WSJ editorial misled on Social Security benefit cuts
In a February 4 editorial , The Wall Street Journal misleadingly claimed that President Bush's plan to allow workers to divert Social Security payroll taxes into private accounts would not result in benefit cuts. The editorial stated: "For the President's fellow Congressional Republicans ... addressing Social Security means explaining the matter to constituents who will hear from Democrats that their benefits will be cut. Never mind that this is false, many GOP incumbents would rather just pass one more highway bill." In fact, "Model 2 " from Bush's 2001 Commission to Strengthen Social Security -- which is widely expected  to form the basis of the plan Bush will propose -- prescribes benefit cuts for all Social Security beneficiaries, and the Bush White House has also officially advocated a reduction in traditional benefits for private account holders.

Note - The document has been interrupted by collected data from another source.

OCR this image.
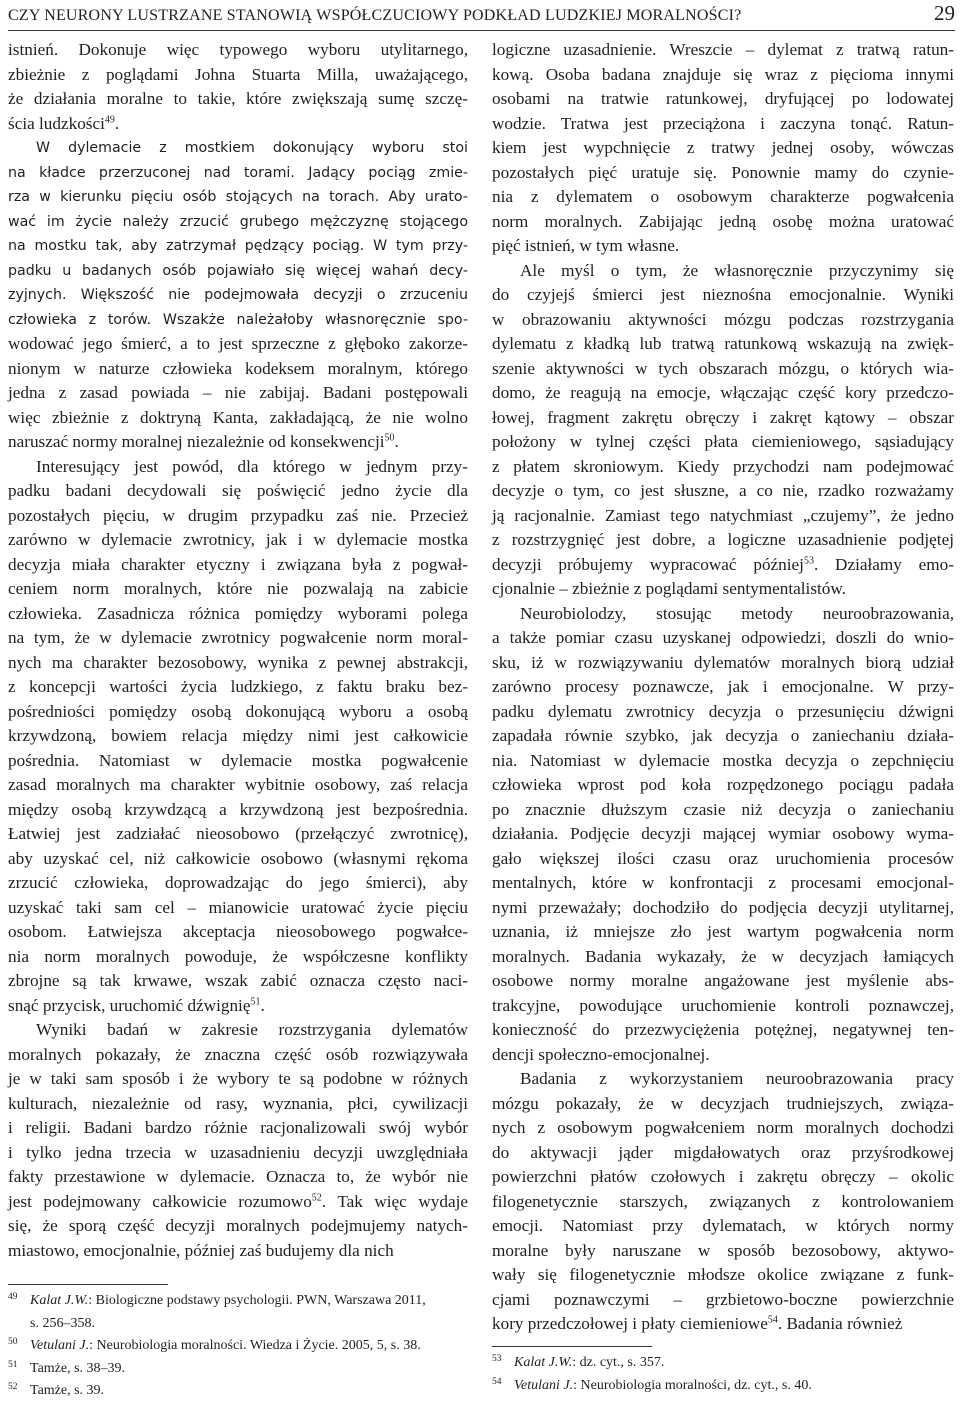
CZY NEURONY LUSTRZANE STANOWIĄ WSPÓŁCZUCIOWY PODKŁAD LUDZKIEJ MORALNOŚCI?	29
istnień. Dokonuje więc typowego wyboru utylitarnego,
zbieżnie z poglądami Johna Stuarta Milla, uważającego,
że działania moralne to takie, które zwiększają sumę szczę-
ścia ludzkości$^{49}$.
W dylemacie z mostkiem dokonujący wyboru stoi
na kładce przerzuconej nad torami. Jadący pociąg zmie-
rza w kierunku pięciu osób stojących na torach. Aby urato-
wać im życie należy zrzucić grubego mężczyznę stojącego
na mostku tak, aby zatrzymał pędzący pociąg. W tym przy-
padku u badanych osób pojawiało się więcej wahań decy-
zyjnych. Większość nie podejmowała decyzji o zrzuceniu
człowieka z torów. Wszakże należałoby własnoręcznie spo-
wodować jego śmierć, a to jest sprzeczne z głęboko zakorze-
nionym w naturze człowieka kodeksem moralnym, którego
jedna z zasad powiada – nie zabijaj. Badani postępowali
więc zbieżnie z doktryną Kanta, zakładającą, że nie wolno
naruszać normy moralnej niezależnie od konsekwencji$^{50}$.
Interesujący jest powód, dla którego w jednym przy-
padku badani decydowali się poświęcić jedno życie dla
pozostałych pięciu, w drugim przypadku zaś nie. Przecież
zarówno w dylemacie zwrotnicy, jak i w dylemacie mostka
decyzja miała charakter etyczny i związana była z pogwał-
ceniem norm moralnych, które nie pozwalają na zabicie
człowieka. Zasadnicza różnica pomiędzy wyborami polega
na tym, że w dylemacie zwrotnicy pogwałcenie norm moral-
nych ma charakter bezosobowy, wynika z pewnej abstrakcji,
z koncepcji wartości życia ludzkiego, z faktu braku bez-
pośredniości pomiędzy osobą dokonującą wyboru a osobą
krzywdzoną, bowiem relacja między nimi jest całkowicie
pośrednia. Natomiast w dylemacie mostka pogwałcenie
zasad moralnych ma charakter wybitnie osobowy, zaś relacja
między osobą krzywdzącą a krzywdzoną jest bezpośrednia.
Łatwiej jest zadziałać nieosobowo (przełączyć zwrotnicę),
aby uzyskać cel, niż całkowicie osobowo (własnymi rękoma
zrzucić człowieka, doprowadzając do jego śmierci), aby
uzyskać taki sam cel – mianowicie uratować życie pięciu
osobom. Łatwiejsza akceptacja nieosobowego pogwałce-
nia norm moralnych powoduje, że współczesne konflikty
zbrojne są tak krwawe, wszak zabić oznacza często naci-
snąć przycisk, uruchomić dźwignię$^{51}$.
Wyniki badań w zakresie rozstrzygania dylematów
moralnych pokazały, że znaczna część osób rozwiązywała
je w taki sam sposób i że wybory te są podobne w różnych
kulturach, niezależnie od rasy, wyznania, płci, cywilizacji
i religii. Badani bardzo różnie racjonalizowali swój wybór
i tylko jedna trzecia w uzasadnieniu decyzji uwzględniała
fakty przestawione w dylemacie. Oznacza to, że wybór nie
jest podejmowany całkowicie rozumowo$^{52}$. Tak więc wydaje
się, że sporą część decyzji moralnych podejmujemy natych-
miastowo, emocjonalnie, później zaś budujemy dla nich
logiczne uzasadnienie. Wreszcie – dylemat z tratwą ratun-
kową. Osoba badana znajduje się wraz z pięcioma innymi
osobami na tratwie ratunkowej, dryfującej po lodowatej
wodzie. Tratwa jest przeciążona i zaczyna tonąć. Ratun-
kiem jest wypchnięcie z tratwy jednej osoby, wówczas
pozostałych pięć uratuje się. Ponownie mamy do czynie-
nia z dylematem o osobowym charakterze pogwałcenia
norm moralnych. Zabijając jedną osobę można uratować
pięć istnień, w tym własne.
Ale myśl o tym, że własnoręcznie przyczynimy się
do czyjejś śmierci jest nieznośna emocjonalnie. Wyniki
w obrazowaniu aktywności mózgu podczas rozstrzygania
dylematu z kładką lub tratwą ratunkową wskazują na zwięk-
szenie aktywności w tych obszarach mózgu, o których wia-
domo, że reagują na emocje, włączając część kory przedczo-
łowej, fragment zakrętu obręczy i zakręt kątowy – obszar
położony w tylnej części płata ciemieniowego, sąsiadujący
z płatem skroniowym. Kiedy przychodzi nam podejmować
decyzje o tym, co jest słuszne, a co nie, rzadko rozważamy
ją racjonalnie. Zamiast tego natychmiast „czujemy”, że jedno
z rozstrzygnięć jest dobre, a logiczne uzasadnienie podjętej
decyzji próbujemy wypracować później$^{53}$. Działamy emo-
cjonalnie – zbieżnie z poglądami sentymentalistów.
Neurobiolodzy, stosując metody neuroobrazowania,
a także pomiar czasu uzyskanej odpowiedzi, doszli do wnio-
sku, iż w rozwiązywaniu dylematów moralnych biorą udział
zarówno procesy poznawcze, jak i emocjonalne. W przy-
padku dylematu zwrotnicy decyzja o przesunięciu dźwigni
zapadała równie szybko, jak decyzja o zaniechaniu działa-
nia. Natomiast w dylemacie mostka decyzja o zepchnięciu
człowieka wprost pod koła rozpędzonego pociągu padała
po znacznie dłuższym czasie niż decyzja o zaniechaniu
działania. Podjęcie decyzji mającej wymiar osobowy wyma-
gało większej ilości czasu oraz uruchomienia procesów
mentalnych, które w konfrontacji z procesami emocjonal-
nymi przeważały; dochodziło do podjęcia decyzji utylitarnej,
uznania, iż mniejsze zło jest wartym pogwałcenia norm
moralnych. Badania wykazały, że w decyzjach łamiących
osobowe normy moralne angażowane jest myślenie abs-
trakcyjne, powodujące uruchomienie kontroli poznawczej,
konieczność do przezwyciężenia potężnej, negatywnej ten-
dencji społeczno-emocjonalnej.
Badania z wykorzystaniem neuroobrazowania pracy
mózgu pokazały, że w decyzjach trudniejszych, związa-
nych z osobowym pogwałceniem norm moralnych dochodzi
do aktywacji jąder migdałowatych oraz przyśrodkowej
powierzchni płatów czołowych i zakrętu obręczy – okolic
filogenetycznie starszych, związanych z kontrolowaniem
emocji. Natomiast przy dylematach, w których normy
moralne były naruszane w sposób bezosobowy, aktywo-
wały się filogenetycznie młodsze okolice związane z funk-
cjami poznawczymi – grzbietowo-boczne powierzchnie
kory przedczołowej i płaty ciemieniowe$^{54}$. Badania również
49 Kalat J.W.: Biologiczne podstawy psychologii. PWN, Warszawa 2011,
s. 256–358.
50 Vetulani J.: Neurobiologia moralności. Wiedza i Życie. 2005, 5, s. 38.
51 Tamże, s. 38–39.
52 Tamże, s. 39.
53 Kalat J.W.: dz. cyt., s. 357.
54 Vetulani J.: Neurobiologia moralności, dz. cyt., s. 40.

As Media Matters for America documented , "Model 2" calls for initial Social Security guaranteed benefit levels to be set according to the rate of inflation, instead of the rate of wage growth (as it is now), which would result in lower benefits than promised under current law. "Model 2" also prescribes an additional cut in benefits for those workers who opt to redirect a portion of their payroll taxes into a private account, and Bush has publicly stated his support for a plan to cut monthly benefits for private account holders, as the Washington Post reported  on February 4. According to the proposed plan, workers who divert a portion of their payroll taxes into a private account will have their guaranteed Social Security benefits reduced by the amount the money would have earned had they paid it into the system -- dollar-for-dollar plus interest set at three percent above the rate of inflation. Upon retiring, the workers would receive the full amount of the private account (the principal, plus any interest accrued), and their reduced guaranteed benefit. However, if the money in the private account earned less than three percent above the rate of inflation, the workers would actually receive less money than they would have had all their payroll taxes remained within the system.